Ketika tentara Islam berhasil membebaskan Syam, Irak dan Negeri Khusru (Persia), maka untuk rampasan perang yang berupa benda bergerak, maka dibagi sesuai ketentuan hukum yang berlaku. Umar mengambil seperlimanya dan empat perlima lainnya diberikan kepada para tentara sesuai Q.S. al-Anfal 8:41. Namun untuk harta yang tidak bergerak, yaitu tanah pertanian, maka Umar mempunyai kebijakan yang pro rakyat, yaitu: tanah pertanian tersebut dibagikan kepada para pemilik aslinya untuk dikelola, lalu mereka dikenakan pajak dan hasil pajaknya dibagikan kepada seluruh umat muslim setelah disisihkan untuk gaji tentara yang bertugas di pos pertahanan (al-thughur), seperti di Bashrah dan Kufah di Irak dan negeri lain yang dibebaskan.

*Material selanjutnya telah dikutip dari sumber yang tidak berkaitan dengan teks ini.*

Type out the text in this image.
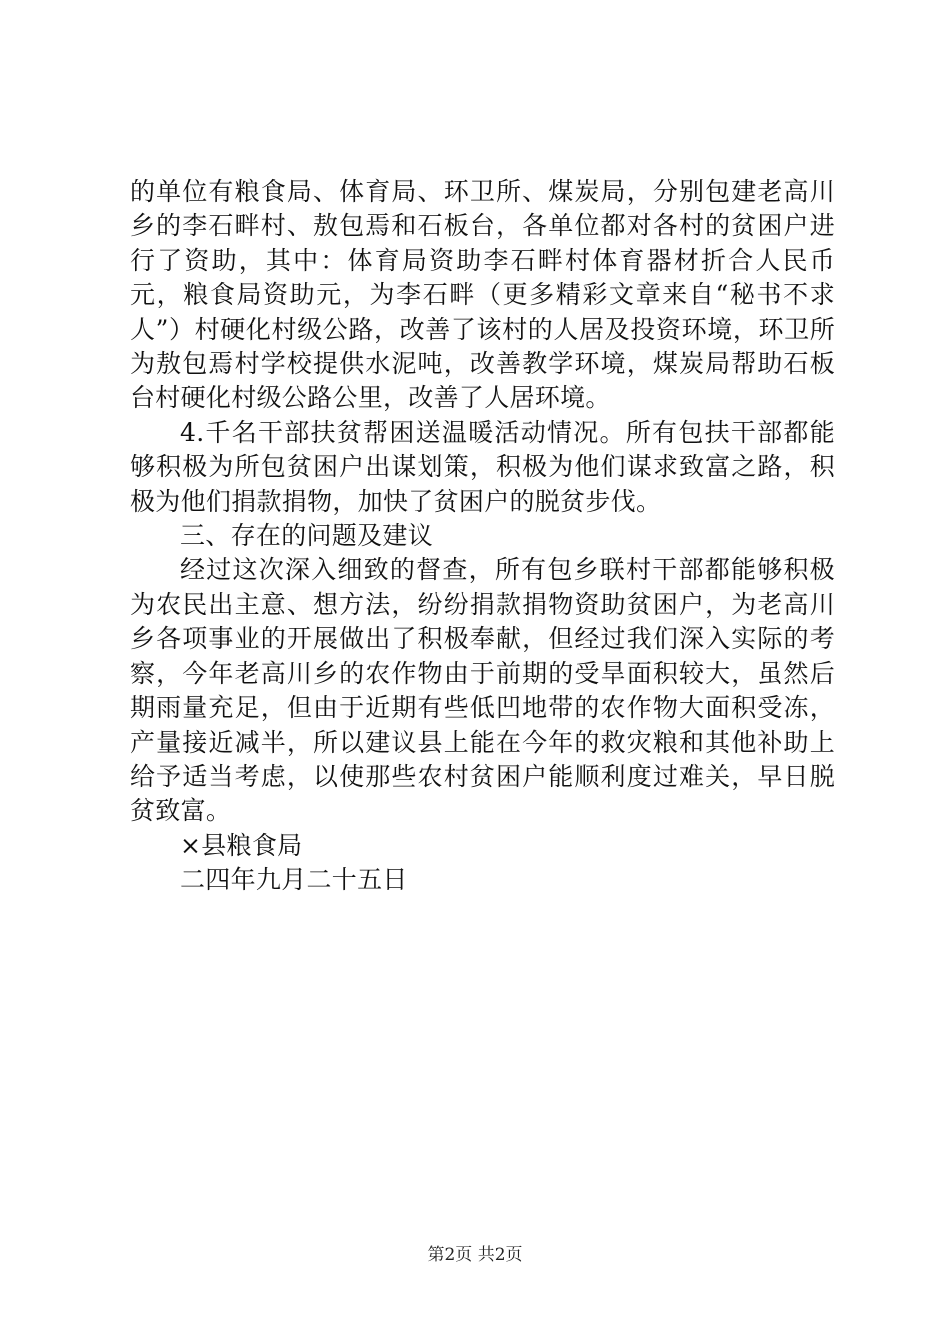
的单位有粮食局、体育局、环卫所、煤炭局，分别包建老高川乡的李石畔村、敖包焉和石板台，各单位都对各村的贫困户进行了资助，其中：体育局资助李石畔村体育器材折合人民币元，粮食局资助元，为李石畔（更多精彩文章来自“秘书不求人”）村硬化村级公路，改善了该村的人居及投资环境，环卫所为敖包焉村学校提供水泥吨，改善教学环境，煤炭局帮助石板台村硬化村级公路公里，改善了人居环境。

4.千名干部扶贫帮困送温暖活动情况。所有包扶干部都能够积极为所包贫困户出谋划策，积极为他们谋求致富之路，积极为他们捐款捐物，加快了贫困户的脱贫步伐。

三、存在的问题及建议

经过这次深入细致的督查，所有包乡联村干部都能够积极为农民出主意、想方法，纷纷捐款捐物资助贫困户，为老高川乡各项事业的开展做出了积极奉献，但经过我们深入实际的考察，今年老高川乡的农作物由于前期的受旱面积较大，虽然后期雨量充足，但由于近期有些低凹地带的农作物大面积受冻，产量接近减半，所以建议县上能在今年的救灾粮和其他补助上给予适当考虑，以使那些农村贫困户能顺利度过难关，早日脱贫致富。

×县粮食局

二四年九月二十五日

第2页 共2页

Pandangan Umar berpijak kepada ajaran bahwa kekayaan tidak boleh hanya berputar kepada orang-orang tertentu, sehingga tanah pertanian yang menjadi rampasan perang tersebut dijadikan mata pencarian penduduk setempat dengan kewajiban membayar pajak untuk keperluan logistik tentara yang menjaga daerah tersebut dan anak turun mereka serta generasi yang datang kemudian. Kebijakan Umar ini kontroversial karena bertentangan dhahir nash, namun hati nurani Umar melihat substansi ajaran Islam yang menekankan keadilan dan kemaslahatan umat (Nurcholis Madjid, 2000:392-397).

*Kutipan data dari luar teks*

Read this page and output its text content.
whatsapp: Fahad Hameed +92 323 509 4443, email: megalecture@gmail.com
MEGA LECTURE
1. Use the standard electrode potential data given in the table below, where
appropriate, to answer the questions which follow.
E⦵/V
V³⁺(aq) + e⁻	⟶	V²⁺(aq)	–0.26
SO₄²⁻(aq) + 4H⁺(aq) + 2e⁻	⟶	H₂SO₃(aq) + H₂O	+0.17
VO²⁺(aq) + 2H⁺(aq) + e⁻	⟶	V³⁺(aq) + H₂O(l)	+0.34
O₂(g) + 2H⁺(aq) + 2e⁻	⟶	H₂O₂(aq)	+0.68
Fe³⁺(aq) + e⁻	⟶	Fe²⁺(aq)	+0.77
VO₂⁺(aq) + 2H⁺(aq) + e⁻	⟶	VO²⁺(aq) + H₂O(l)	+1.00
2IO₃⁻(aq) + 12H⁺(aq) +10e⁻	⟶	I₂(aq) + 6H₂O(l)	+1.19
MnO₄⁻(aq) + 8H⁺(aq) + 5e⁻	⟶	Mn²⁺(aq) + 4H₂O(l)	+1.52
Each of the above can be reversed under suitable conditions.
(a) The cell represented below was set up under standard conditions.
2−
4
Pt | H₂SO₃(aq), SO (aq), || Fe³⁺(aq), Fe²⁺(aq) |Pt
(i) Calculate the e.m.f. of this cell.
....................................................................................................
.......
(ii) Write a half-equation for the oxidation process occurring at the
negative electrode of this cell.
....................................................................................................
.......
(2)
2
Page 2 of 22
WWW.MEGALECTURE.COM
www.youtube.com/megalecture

Sayyidina Umar ini pemimpin yang mempunyai hati nurani dan kasih sayang kepada rakyat yang dipimpinnya yang selalu memikirkan perekonomian rakyat, tidak malah membebani mereka dengan menaikkan pajak yang sangat besar. Inilah pemimpin yang adil yang menurut Imam Muhammad Abdul Qahir Abu Faris selalu memperjuangkan kejujuran, kebenaran, kasih sayang dan solidaritas sosial.
KH. A. Mustafa Bisri dalam banyak wejangannya menyitir syiir inspiratif:
واذا حملت الى القبور جنازة – فاعلم انك بعدها محمول
واذا وليت امور قوم ساعة – فاعلم أنك بعدها معزول
Jika engkau memikul jenazah ke kubur, maka yakinlah bahwa engkau setelahnya akan dipikul,
Jika engkau diberi kesempatan menjadi penguasa, maka yakinlah bahwa setelah itu kamu akan turun tahta.
Syiir ini disampaikan KH. A. Mustafa Bisri untuk mengingatkan manusia, khususnya para pemimpin, untuk selalu melihat masa depan. Perbuatan lalim manusia akan dipertanggungjawabkan di akhirat. Begitu juga pemimpin yang lalim, setelah tidak menjabat, maka akibatnya akan terus dirasakan, baik di dunia, lebih-lebih di akhirat. Tidak ada kekuasaan abadi. Pasti saatnya akan turun juga.